Opinion
October 5, 1981
In a negligence action to recover damages for personal injuries, (1) plaintiffs appeal from so much of an order of the Supreme Court, Kings County (Rader, J.), dated September 15, 1980, as granted the branch of the motion of defendants Pearson and Wilson which sought leave to amend their answer to assert the affirmative defense of lack of quasi in rem jurisdiction, and (2) said defendants cross-appeal from so much of the same order as denied the branch of their motion which sought to dismiss the action for lack of personal (quasi in rem) jurisdiction. Order modified, on the law, by deleting the first decretal paragraph and substituting therefor a provision denying the branch of the motion by defendants Pearson and Wilson which sought leave to amend their answer. As so modified, order affirmed, without costs or disbursements. On appeal, plaintiffs raise for the first time the issue of whether a written and signed stipulation, included in the record, by which defendants Pearson and Wilson acceded to the assertion of quasi in rem jurisdiction, should have barred Special Term from granting them leave to controvert the existence of such jurisdiction nunc pro tunc in their answer.

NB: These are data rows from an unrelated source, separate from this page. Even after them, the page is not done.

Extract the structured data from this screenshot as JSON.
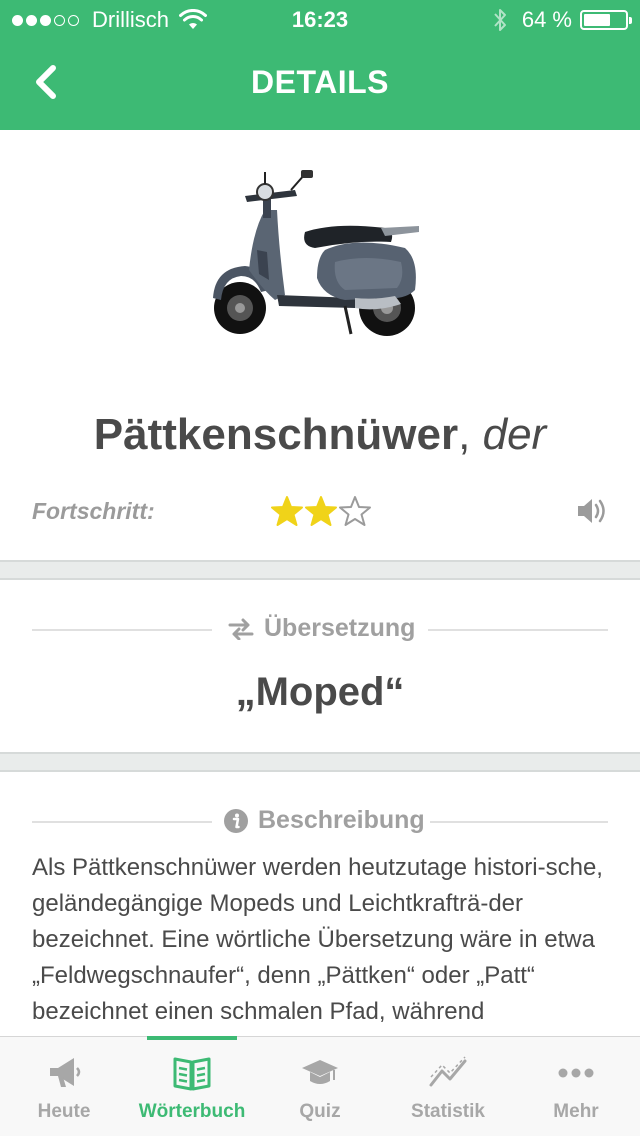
{
  "status_bar": {
    "carrier": "Drillisch",
    "time": "16:23",
    "battery_percent_label": "64 %",
    "battery_level": 0.64,
    "signal_bars_filled": 3,
    "signal_bars_total": 5
  },
  "nav": {
    "title": "DETAILS",
    "back_icon": "chevron-left-icon"
  },
  "entry": {
    "word": "Pättkenschnüwer",
    "comma": ",",
    "article": "der",
    "progress_label": "Fortschritt:",
    "stars_filled": 2,
    "stars_total": 3,
    "image": "scooter-image"
  },
  "translation": {
    "header": "Übersetzung",
    "text": "„Moped“"
  },
  "description": {
    "header": "Beschreibung",
    "text": "Als Pättkenschnüwer werden heutzutage histori-sche, geländegängige Mopeds und Leichtkrafträ-der bezeichnet. Eine wörtliche Übersetzung wäre in etwa „Feldwegschnaufer“, denn „Pättken“ oder „Patt“ bezeichnet einen schmalen Pfad, während"
  },
  "tabs": [
    {
      "label": "Heute",
      "icon": "megaphone-icon",
      "active": false
    },
    {
      "label": "Wörterbuch",
      "icon": "book-icon",
      "active": true
    },
    {
      "label": "Quiz",
      "icon": "graduation-cap-icon",
      "active": false
    },
    {
      "label": "Statistik",
      "icon": "chart-line-icon",
      "active": false
    },
    {
      "label": "Mehr",
      "icon": "more-dots-icon",
      "active": false
    }
  ],
  "colors": {
    "accent": "#3dba74",
    "star_filled": "#f0d319",
    "text": "#4a4a4a",
    "muted": "#a0a0a0"
  }
}
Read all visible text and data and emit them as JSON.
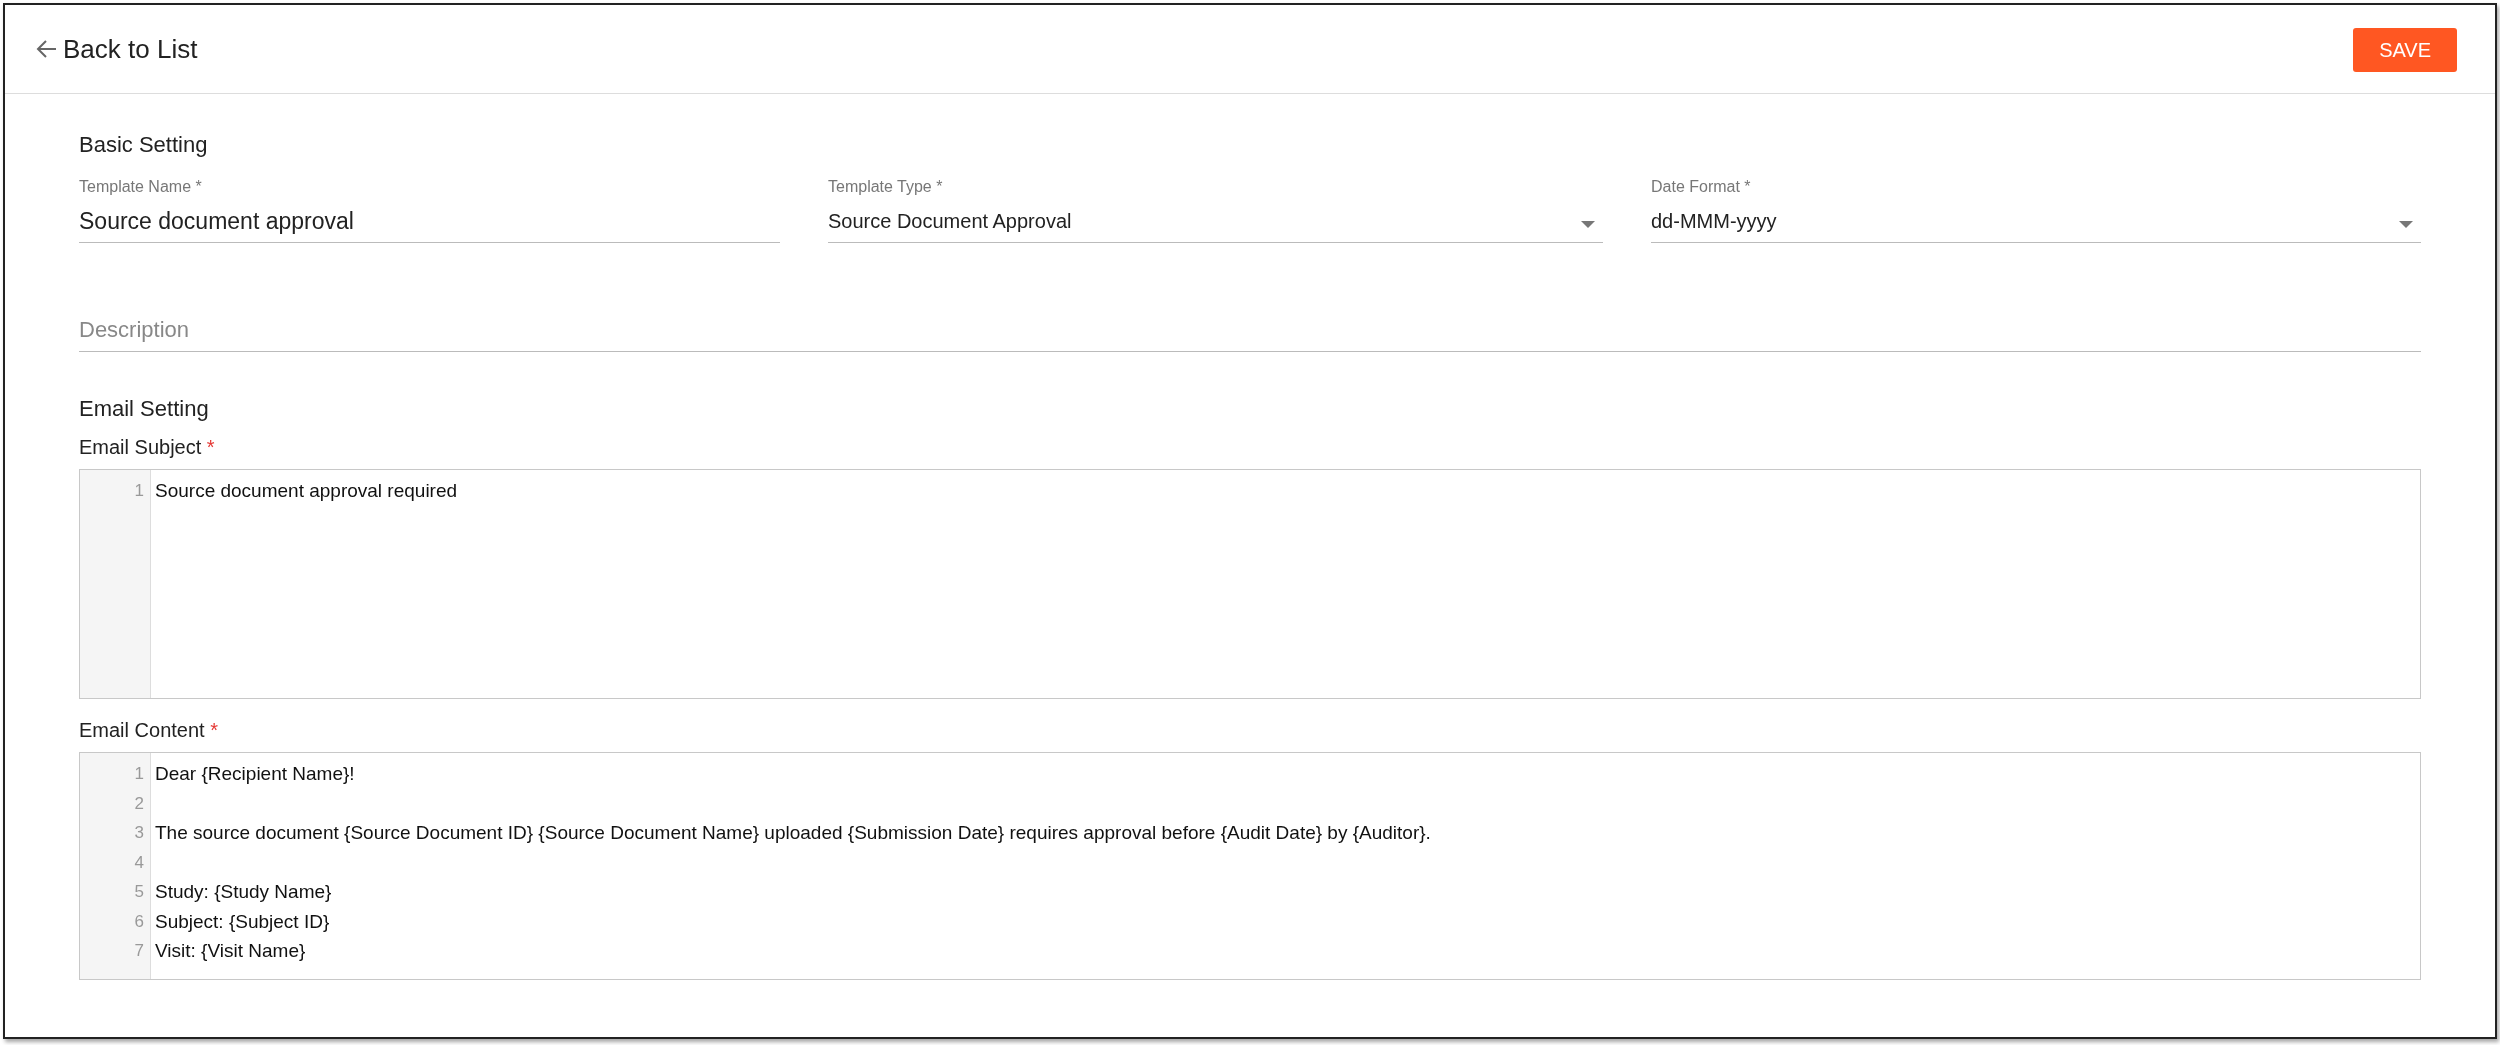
{
  "header": {
    "back_label": "Back to List",
    "save_label": "SAVE"
  },
  "basic_setting": {
    "title": "Basic Setting",
    "fields": [
      {
        "kind": "text",
        "label": "Template Name *",
        "value": "Source document approval"
      },
      {
        "kind": "select",
        "label": "Template Type *",
        "value": "Source Document Approval"
      },
      {
        "kind": "select",
        "label": "Date Format *",
        "value": "dd-MMM-yyyy"
      }
    ],
    "description": {
      "placeholder": "Description"
    }
  },
  "email_setting": {
    "title": "Email Setting",
    "editors": [
      {
        "label": "Email Subject",
        "required_mark": "*",
        "lines": [
          {
            "number": "1",
            "text": "Source document approval required"
          }
        ]
      },
      {
        "label": "Email Content",
        "required_mark": "*",
        "lines": [
          {
            "number": "1",
            "text": "Dear {Recipient Name}!"
          },
          {
            "number": "2"
          },
          {
            "number": "3",
            "text": "The source document {Source Document ID} {Source Document Name} uploaded {Submission Date} requires approval before {Audit Date} by {Auditor}."
          },
          {
            "number": "4"
          },
          {
            "number": "5",
            "text": "Study: {Study Name}"
          },
          {
            "number": "6",
            "text": "Subject: {Subject ID}"
          },
          {
            "number": "7",
            "text": "Visit: {Visit Name}"
          }
        ]
      }
    ]
  }
}
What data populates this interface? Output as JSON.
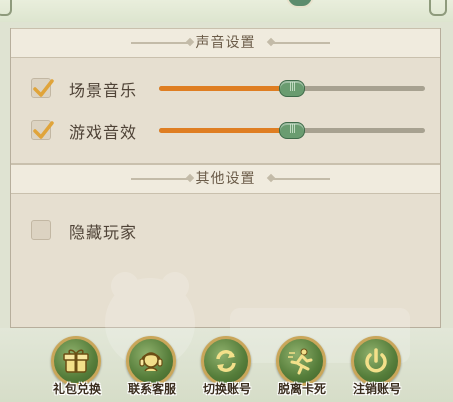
{
  "sections": {
    "sound": {
      "title": "声音设置",
      "rows": [
        {
          "label": "场景音乐",
          "checked": true,
          "volume": 0.5
        },
        {
          "label": "游戏音效",
          "checked": true,
          "volume": 0.5
        }
      ]
    },
    "other": {
      "title": "其他设置",
      "rows": [
        {
          "label": "隐藏玩家",
          "checked": false
        }
      ]
    }
  },
  "buttons": [
    {
      "label": "礼包兑换",
      "icon": "gift-icon"
    },
    {
      "label": "联系客服",
      "icon": "customer-service-icon"
    },
    {
      "label": "切换账号",
      "icon": "switch-account-icon"
    },
    {
      "label": "脱离卡死",
      "icon": "escape-stuck-icon"
    },
    {
      "label": "注销账号",
      "icon": "power-icon"
    }
  ],
  "colors": {
    "slider_fill": "#df7e22",
    "slider_thumb": "#6a9c70",
    "button_green": "#557d3a",
    "button_ring": "#c9a65a"
  }
}
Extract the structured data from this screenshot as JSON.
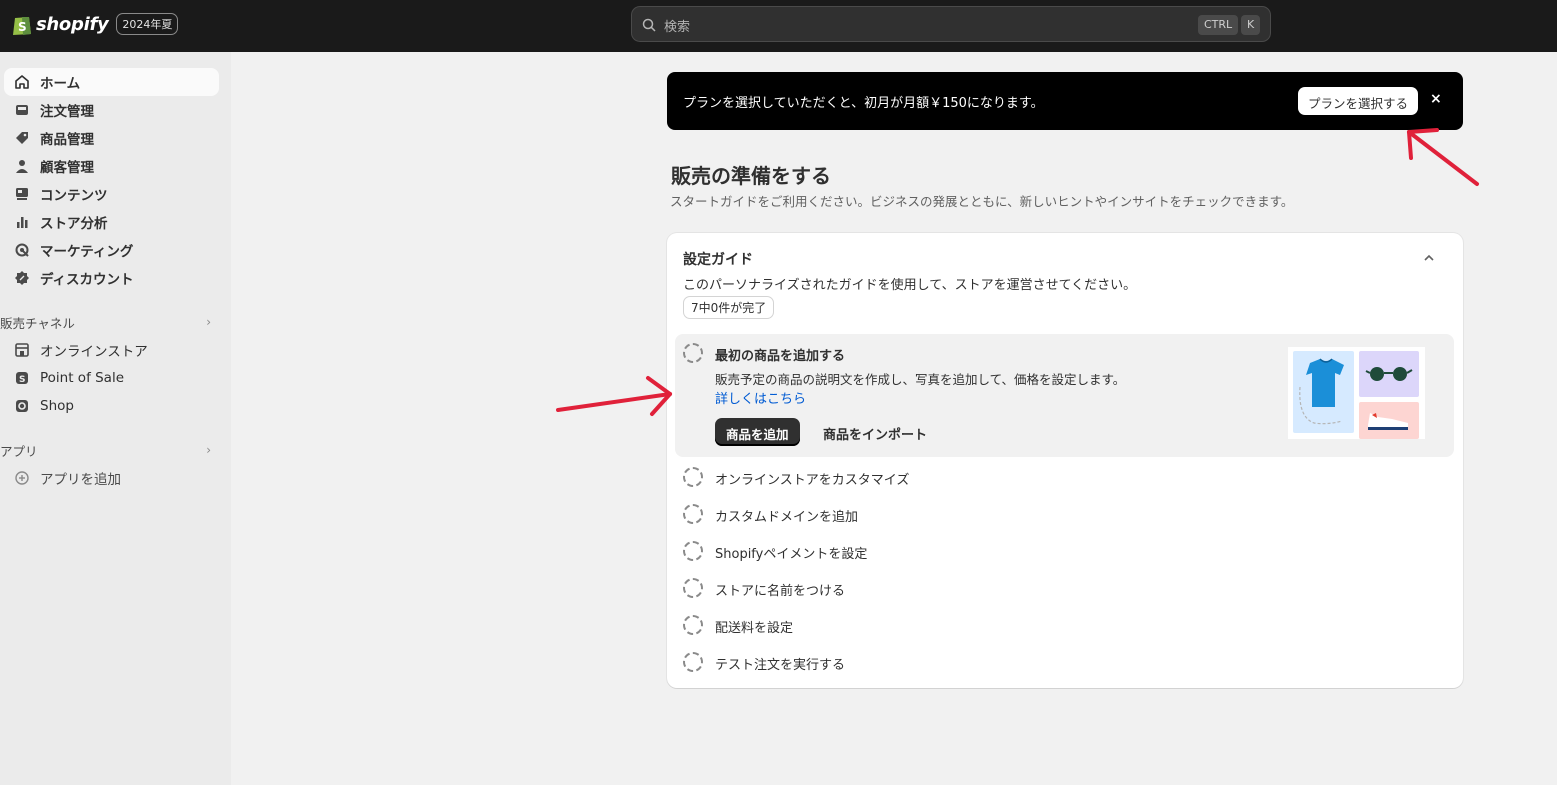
{
  "topbar": {
    "brand": "shopify",
    "edition": "2024年夏",
    "search_placeholder": "検索",
    "shortcut_ctrl": "CTRL",
    "shortcut_k": "K"
  },
  "sidebar": {
    "items": [
      {
        "label": "ホーム",
        "icon": "home-icon",
        "active": true
      },
      {
        "label": "注文管理",
        "icon": "inbox-icon"
      },
      {
        "label": "商品管理",
        "icon": "tag-icon"
      },
      {
        "label": "顧客管理",
        "icon": "person-icon"
      },
      {
        "label": "コンテンツ",
        "icon": "content-icon"
      },
      {
        "label": "ストア分析",
        "icon": "chart-icon"
      },
      {
        "label": "マーケティング",
        "icon": "target-icon"
      },
      {
        "label": "ディスカウント",
        "icon": "discount-icon"
      }
    ],
    "sales_channels_heading": "販売チャネル",
    "channels": [
      {
        "label": "オンラインストア",
        "icon": "store-icon"
      },
      {
        "label": "Point of Sale",
        "icon": "pos-icon"
      },
      {
        "label": "Shop",
        "icon": "shop-icon"
      }
    ],
    "apps_heading": "アプリ",
    "add_app": "アプリを追加"
  },
  "banner": {
    "text": "プランを選択していただくと、初月が月額￥150になります。",
    "button": "プランを選択する",
    "close": "×"
  },
  "main": {
    "title": "販売の準備をする",
    "subtitle": "スタートガイドをご利用ください。ビジネスの発展とともに、新しいヒントやインサイトをチェックできます。"
  },
  "guide": {
    "title": "設定ガイド",
    "description": "このパーソナライズされたガイドを使用して、ストアを運営させてください。",
    "progress": "7中0件が完了",
    "active_task": {
      "title": "最初の商品を追加する",
      "description": "販売予定の商品の説明文を作成し、写真を追加して、価格を設定します。",
      "link": "詳しくはこちら",
      "primary_button": "商品を追加",
      "secondary_button": "商品をインポート"
    },
    "tasks": [
      "オンラインストアをカスタマイズ",
      "カスタムドメインを追加",
      "Shopifyペイメントを設定",
      "ストアに名前をつける",
      "配送料を設定",
      "テスト注文を実行する"
    ]
  },
  "colors": {
    "topbar": "#1a1a1a",
    "annotation_arrow": "#e0213a",
    "link": "#005bd3"
  }
}
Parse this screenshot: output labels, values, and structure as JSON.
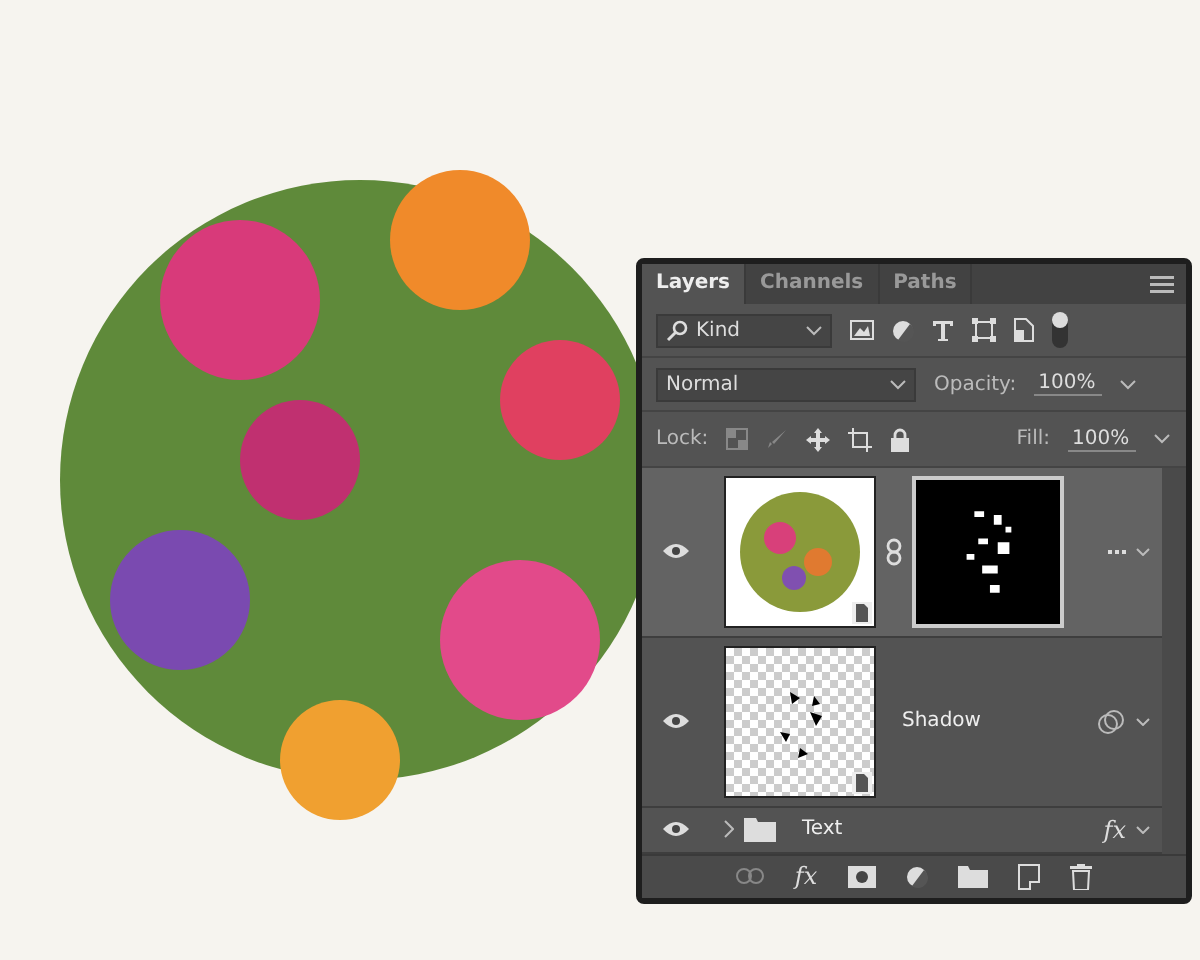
{
  "tabs": [
    {
      "label": "Layers",
      "selected": true
    },
    {
      "label": "Channels",
      "selected": false
    },
    {
      "label": "Paths",
      "selected": false
    }
  ],
  "filter": {
    "value": "Kind"
  },
  "blend_mode": {
    "value": "Normal"
  },
  "opacity": {
    "label": "Opacity:",
    "value": "100%"
  },
  "lock": {
    "label": "Lock:"
  },
  "fill": {
    "label": "Fill:",
    "value": "100%"
  },
  "layers": [
    {
      "kind": "masked",
      "visible": true,
      "selected": true
    },
    {
      "kind": "smart",
      "name": "Shadow",
      "visible": true,
      "selected": false
    },
    {
      "kind": "group",
      "name": "Text",
      "visible": true,
      "selected": false,
      "expanded": false,
      "effects": "fx"
    }
  ],
  "footer": {
    "effects": "fx"
  }
}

While the general rule proscribes consideration on appeal of issues not raised at Special Term (see Brown v. Kimmel, 68 A.D.2d 896, 897), we believe the issue before us constitutes an exception because it "appeared upon the face of the record and * * * could not have been avoided by [defendants Pearson and Wilson] if brought to their attention at the proper juncture" (see Matter of Knickerbocker Field Club v. Site Selection Bd. of City of N.Y., 41 A.D.2d 539, 540). Turning to the merits, Special Term erred in granting leave to amend in light of the stipulation which eliminated the issue of quasi in rem jurisdiction from the action (see Biener v. Hystron Fibers, 78 A.D.2d 162, 165-167). Mangano, J.P., Gibbons, Cohalan and O'Connor, JJ., concur.